NCI Holdings, Inc. and Nationwide Credit, Inc. (Ca) said Friday (July 12) that they had extended their pending offer to exchange all of Nationwide's outstanding 10¼% Senior Notes due 2008 for common stock of NCI Holdings, Inc. The Kennesaw, Ga.-based financial services company said the offer - which had not been publicly announced previously - is now scheduled to expire at 5 p.m. ET on July 19. Nationwide said that to date, it has received tenders of senior notes from the holders of approximately 67.9% of the outstanding notes under the terms of the exchange offer. The transaction is being handled by State Street Bank and Trust Co., the depository for the offer as well as trustee for the notes.
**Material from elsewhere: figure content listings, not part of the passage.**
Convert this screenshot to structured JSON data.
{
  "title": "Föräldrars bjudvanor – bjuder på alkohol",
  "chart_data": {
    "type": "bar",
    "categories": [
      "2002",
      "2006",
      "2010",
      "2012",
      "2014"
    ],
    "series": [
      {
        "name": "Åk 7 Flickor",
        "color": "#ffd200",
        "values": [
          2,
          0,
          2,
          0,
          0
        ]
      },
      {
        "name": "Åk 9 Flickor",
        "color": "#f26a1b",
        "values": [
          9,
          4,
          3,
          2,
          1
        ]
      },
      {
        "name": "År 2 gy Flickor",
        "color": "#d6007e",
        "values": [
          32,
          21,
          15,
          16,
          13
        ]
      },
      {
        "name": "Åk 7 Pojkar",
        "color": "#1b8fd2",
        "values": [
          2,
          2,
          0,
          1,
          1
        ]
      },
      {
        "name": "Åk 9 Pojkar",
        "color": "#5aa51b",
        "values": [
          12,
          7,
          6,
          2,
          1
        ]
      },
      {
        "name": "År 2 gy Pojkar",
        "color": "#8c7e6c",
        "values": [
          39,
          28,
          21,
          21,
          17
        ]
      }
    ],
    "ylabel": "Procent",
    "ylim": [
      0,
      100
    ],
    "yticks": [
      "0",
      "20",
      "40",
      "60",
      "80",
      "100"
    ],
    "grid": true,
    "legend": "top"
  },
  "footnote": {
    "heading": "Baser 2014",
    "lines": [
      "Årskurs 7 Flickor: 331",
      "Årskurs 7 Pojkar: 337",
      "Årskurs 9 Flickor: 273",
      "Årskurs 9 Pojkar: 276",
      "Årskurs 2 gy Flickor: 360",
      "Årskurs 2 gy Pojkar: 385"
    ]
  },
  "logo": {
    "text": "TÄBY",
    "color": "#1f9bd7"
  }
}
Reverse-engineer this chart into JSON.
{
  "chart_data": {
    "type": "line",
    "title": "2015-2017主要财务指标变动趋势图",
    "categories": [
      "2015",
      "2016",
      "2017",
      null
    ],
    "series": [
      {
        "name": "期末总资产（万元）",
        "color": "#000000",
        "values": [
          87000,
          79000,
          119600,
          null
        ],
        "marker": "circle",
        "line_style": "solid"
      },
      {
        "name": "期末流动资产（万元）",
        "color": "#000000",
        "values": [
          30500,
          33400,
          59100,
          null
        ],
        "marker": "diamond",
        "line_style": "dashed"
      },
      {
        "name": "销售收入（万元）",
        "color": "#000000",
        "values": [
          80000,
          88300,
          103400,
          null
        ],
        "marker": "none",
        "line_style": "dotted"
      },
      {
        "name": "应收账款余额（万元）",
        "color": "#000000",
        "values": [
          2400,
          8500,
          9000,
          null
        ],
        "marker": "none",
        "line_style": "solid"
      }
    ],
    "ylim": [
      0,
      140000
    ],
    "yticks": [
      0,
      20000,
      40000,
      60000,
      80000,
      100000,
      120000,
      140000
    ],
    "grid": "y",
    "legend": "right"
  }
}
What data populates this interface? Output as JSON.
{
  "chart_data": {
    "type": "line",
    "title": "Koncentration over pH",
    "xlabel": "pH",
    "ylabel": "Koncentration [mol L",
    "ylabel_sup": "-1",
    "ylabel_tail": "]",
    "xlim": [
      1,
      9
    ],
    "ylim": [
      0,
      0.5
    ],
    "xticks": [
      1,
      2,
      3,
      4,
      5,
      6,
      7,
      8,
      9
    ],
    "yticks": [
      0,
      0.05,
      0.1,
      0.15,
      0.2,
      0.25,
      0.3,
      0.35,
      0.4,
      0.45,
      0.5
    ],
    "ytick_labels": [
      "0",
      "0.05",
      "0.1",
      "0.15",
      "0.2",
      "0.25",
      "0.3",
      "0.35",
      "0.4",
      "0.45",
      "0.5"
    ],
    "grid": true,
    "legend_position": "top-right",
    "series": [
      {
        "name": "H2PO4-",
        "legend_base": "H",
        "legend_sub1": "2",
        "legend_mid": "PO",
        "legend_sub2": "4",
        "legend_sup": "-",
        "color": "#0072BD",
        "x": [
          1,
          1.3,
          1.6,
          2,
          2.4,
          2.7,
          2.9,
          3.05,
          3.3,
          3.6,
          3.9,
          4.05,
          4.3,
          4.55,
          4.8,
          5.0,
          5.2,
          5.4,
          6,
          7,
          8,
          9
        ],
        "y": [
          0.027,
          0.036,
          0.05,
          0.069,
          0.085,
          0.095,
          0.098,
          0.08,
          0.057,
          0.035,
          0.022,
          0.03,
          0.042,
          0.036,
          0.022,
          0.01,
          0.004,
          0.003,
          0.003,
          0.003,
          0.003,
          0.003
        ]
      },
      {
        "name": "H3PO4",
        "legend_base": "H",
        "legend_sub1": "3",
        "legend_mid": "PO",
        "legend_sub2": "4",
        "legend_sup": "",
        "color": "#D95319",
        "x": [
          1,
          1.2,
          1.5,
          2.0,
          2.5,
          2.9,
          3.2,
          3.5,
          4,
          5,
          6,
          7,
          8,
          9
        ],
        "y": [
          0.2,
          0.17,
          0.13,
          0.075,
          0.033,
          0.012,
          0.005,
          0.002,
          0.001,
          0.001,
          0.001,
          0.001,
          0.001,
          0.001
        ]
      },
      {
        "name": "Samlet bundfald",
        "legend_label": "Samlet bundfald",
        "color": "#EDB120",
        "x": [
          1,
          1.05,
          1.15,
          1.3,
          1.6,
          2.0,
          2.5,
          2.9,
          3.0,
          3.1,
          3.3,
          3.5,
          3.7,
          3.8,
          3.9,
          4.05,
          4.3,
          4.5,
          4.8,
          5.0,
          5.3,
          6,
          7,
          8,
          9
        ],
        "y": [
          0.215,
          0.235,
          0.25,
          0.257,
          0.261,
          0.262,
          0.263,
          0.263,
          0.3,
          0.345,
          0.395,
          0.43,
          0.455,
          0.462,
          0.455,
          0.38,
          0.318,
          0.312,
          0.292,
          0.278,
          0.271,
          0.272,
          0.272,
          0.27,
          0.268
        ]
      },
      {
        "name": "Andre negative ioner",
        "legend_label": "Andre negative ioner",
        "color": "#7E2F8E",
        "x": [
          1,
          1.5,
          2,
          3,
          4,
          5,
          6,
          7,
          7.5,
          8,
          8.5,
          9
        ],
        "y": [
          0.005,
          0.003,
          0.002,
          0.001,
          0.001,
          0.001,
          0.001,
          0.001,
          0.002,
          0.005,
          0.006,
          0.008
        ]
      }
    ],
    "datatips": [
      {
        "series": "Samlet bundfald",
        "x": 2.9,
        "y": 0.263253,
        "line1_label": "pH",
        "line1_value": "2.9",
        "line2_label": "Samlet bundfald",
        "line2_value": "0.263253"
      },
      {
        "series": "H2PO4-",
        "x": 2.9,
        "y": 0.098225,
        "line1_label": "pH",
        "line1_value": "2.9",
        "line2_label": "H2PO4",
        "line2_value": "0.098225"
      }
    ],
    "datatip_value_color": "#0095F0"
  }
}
Clarent Hospital calls remaining 11½% '05 notes

Clarent Hospital Corp. said Thursday (July 11) that it has given The Bank of New York, as Trustee for the notes, notice that it plans to redeem the remaining outstanding $19.712 million of its 11½% notes due 2005 (out of the $130 million originally issued) on Aug. 15. The notes will be redeemed at a price of 105.75% of par ($1,057.50 per $1,000 principal amount). After Aug. 15 the senior notes will cease to accrue any further interest. Clarent, a Houston-based hospital operator, said as part of its release of financial results for the quarter ended March 31 that as the result of its change-of-control offer to purchase the 11½% notes (which ended on March 15) that it had repurchased $2.326 million of the notes at 101% of par. Clarent said that it subsequently repurchased an aggregate of $107.962 million of the senior notes in privately negotiated transactions initiated by a small number of institutions that held large blocks of senior notes, for a total consideration of approximately $117.279 million, leaving the $19.712 million being called still outstanding.